Votre kilométrage peut varier. Mon mari était une épave dès le premier acte, mais je n'ai pas été aussi émue par la comédie musicale que par le film, une forme à la fois plus intime et terriblement réelle.
Mon détachement a peut-être été motivé par la partition d'Ingrid Michaelson, un défilé de ballades confessionnelles qui sont jolies sur le moment, mais qui se sont évaporées de ma mémoire au moment où je suis sorti sur 45ème Rue. Il s'agit du genre de chansons génériques de théâtre musical appréciées des étudiants en art dramatique pour la façon dont elles mettent en valeur à la fois la gamme émotionnelle et vocale d'un acteur, les plus grands numéros se terminant par une note de gloire que le public noie instinctivement sous les applaudissements.

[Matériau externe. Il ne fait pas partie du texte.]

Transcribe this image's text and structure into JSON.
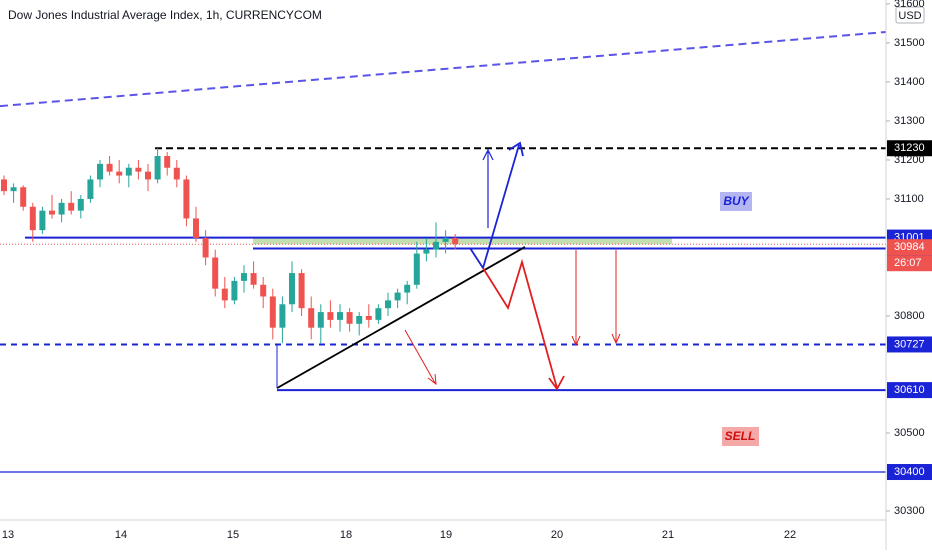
{
  "chart_data": {
    "type": "candlestick",
    "title": "Dow Jones Industrial Average Index, 1h, CURRENCYCOM",
    "currency": "USD",
    "x_labels": [
      "13",
      "14",
      "15",
      "18",
      "19",
      "20",
      "21",
      "22"
    ],
    "open": [
      31150,
      31120,
      31130,
      31080,
      31020,
      31070,
      31060,
      31090,
      31070,
      31100,
      31150,
      31190,
      31170,
      31160,
      31180,
      31170,
      31150,
      31210,
      31180,
      31150,
      31050,
      31000,
      30950,
      30870,
      30840,
      30890,
      30910,
      30880,
      30850,
      30770,
      30830,
      30910,
      30820,
      30770,
      30810,
      30790,
      30810,
      30780,
      30800,
      30790,
      30820,
      30840,
      30860,
      30880,
      30960,
      30970,
      30990,
      31000
    ],
    "high": [
      31160,
      31140,
      31135,
      31090,
      31080,
      31110,
      31100,
      31120,
      31110,
      31160,
      31200,
      31210,
      31200,
      31190,
      31200,
      31190,
      31230,
      31220,
      31200,
      31160,
      31080,
      31020,
      30970,
      30900,
      30900,
      30930,
      30940,
      30900,
      30870,
      30850,
      30940,
      30920,
      30850,
      30830,
      30840,
      30830,
      30820,
      30810,
      30830,
      30830,
      30860,
      30870,
      30890,
      30990,
      31000,
      31040,
      31020,
      31010
    ],
    "low": [
      31110,
      31090,
      31070,
      30990,
      31010,
      31050,
      31040,
      31060,
      31050,
      31090,
      31130,
      31160,
      31140,
      31130,
      31150,
      31120,
      31140,
      31160,
      31130,
      31030,
      30990,
      30930,
      30850,
      30820,
      30830,
      30860,
      30870,
      30820,
      30740,
      30730,
      30810,
      30800,
      30740,
      30730,
      30770,
      30760,
      30760,
      30750,
      30770,
      30780,
      30800,
      30820,
      30830,
      30870,
      30940,
      30950,
      30960,
      30970
    ],
    "close": [
      31120,
      31130,
      31080,
      31020,
      31070,
      31060,
      31090,
      31070,
      31100,
      31150,
      31190,
      31170,
      31160,
      31180,
      31170,
      31150,
      31210,
      31180,
      31150,
      31050,
      31000,
      30950,
      30870,
      30840,
      30890,
      30910,
      30880,
      30850,
      30770,
      30830,
      30910,
      30820,
      30770,
      30810,
      30790,
      30810,
      30780,
      30800,
      30790,
      30820,
      30840,
      30860,
      30880,
      30960,
      30970,
      30990,
      31000,
      30984
    ],
    "up_color": "#26a69a",
    "down_color": "#ef5350",
    "ylim": [
      30277,
      31610
    ],
    "yticks": [
      30300,
      30500,
      30800,
      31100,
      31200,
      31300,
      31400,
      31500,
      31600
    ],
    "levels": [
      {
        "value": 31230,
        "color": "#000000",
        "dash": true
      },
      {
        "value": 31001,
        "color": "#1a23d6",
        "dash": false
      },
      {
        "value": 30973,
        "color": "#1a23d6",
        "dash": false
      },
      {
        "value": 30727,
        "color": "#1a23d6",
        "dash": true
      },
      {
        "value": 30610,
        "color": "#1a23d6",
        "dash": false
      },
      {
        "value": 30400,
        "color": "#1a23d6",
        "dash": false
      }
    ],
    "last_price": 30984,
    "countdown": "26:07",
    "trend_top": [
      31338,
      31528
    ],
    "trend_support": [
      30615,
      30977
    ],
    "buy_label": "BUY",
    "sell_label": "SELL"
  }
}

Personne dans le casting n'interprète mieux ce matériel que Joy Woods, qui joue la version adulte d'Allie face à Noah adulte de Ryan Vasquez. Je ne me souviens pas grand-chose de la chanson « Forever », mais je n'oublierai jamais l'image de Woods caressant la table de la cuisine de Noah « que je parie qu'il a construite lui-même » (les paroles de Michaelson sont considérablement meilleures que sa musique, comme ce cri intelligent au genre de film Hallmark le prouve). Woods insuffle vie et personnalité à chaque couplet, nous nous investissons donc dans l'histoire d'amour d'Allie.
Alors que les versions âgées d’Allie et Noah, Plunkett et Harewood nous touchent également le cœur. La détresse d'Allie est évidente dès le moment où nous apercevons pour la première fois son front plissé. Elle semble tenter d’élaborer une équation algébrique impossible avec toujours plus de variables. Elle s'enveloppe dans l'armure d'un long cardigan bleu, prête à se battre contre un monde de plus en plus extraterrestre. Harewood est le seul acteur qui a réussi à me laisser un peu brumeux avec son portrait d'un homme en fin de vie, déterminé à passer le peu de temps qu'il lui reste avec la femme qu'il aime. Comme dans le film, c'est le couple plus âgé qui vous laisse détruit.
Sagement, les réalisateurs Michael Greif et Schele Williams rendent difficile la séparation des trois générations, liant les Alliés et les Noah à travers des costumes aux couleurs coordonnées (de Paloma Young) et la chorégraphie onirique de Katie Spelman, qui présente une vision merveilleusement fluide du temps. L'ensemble (de David Zinn et Brett J Banakis) facilite ces sauts à travers la chronologie tout en nous rappelant constamment la maison que Noah a restaurée pour en faire une maison pour Allie. Des souvenirs heureux et tristes émergent des ombres de l'éclairage de Ben Stanton, avec les échos des années passées se répercutant à travers la conception sonore finement équilibrée de Nevin Steinberg.
Tout cela présente une belle image de la mortalité, mais aussi de l’universalité de l’amour. Les six acteurs incarnant Noah et Allie sont d'âges et d'origines ethniques différents (à une époque de casting soucieux des couleurs, Le cahier ose courageusement être daltonien). Cela touche au cœur de ce qui, je suppose, sous-tend la popularité durable de Le cahier. Cela pourrait être l'histoire de n'importe qui, et la fin poétique qui arrive à Noah et Allie représente la résolution la plus heureuse. C'est suffisant pour faire pleurer n'importe qui.
Cette revue a été initialement diffusée sur notre site frère américain.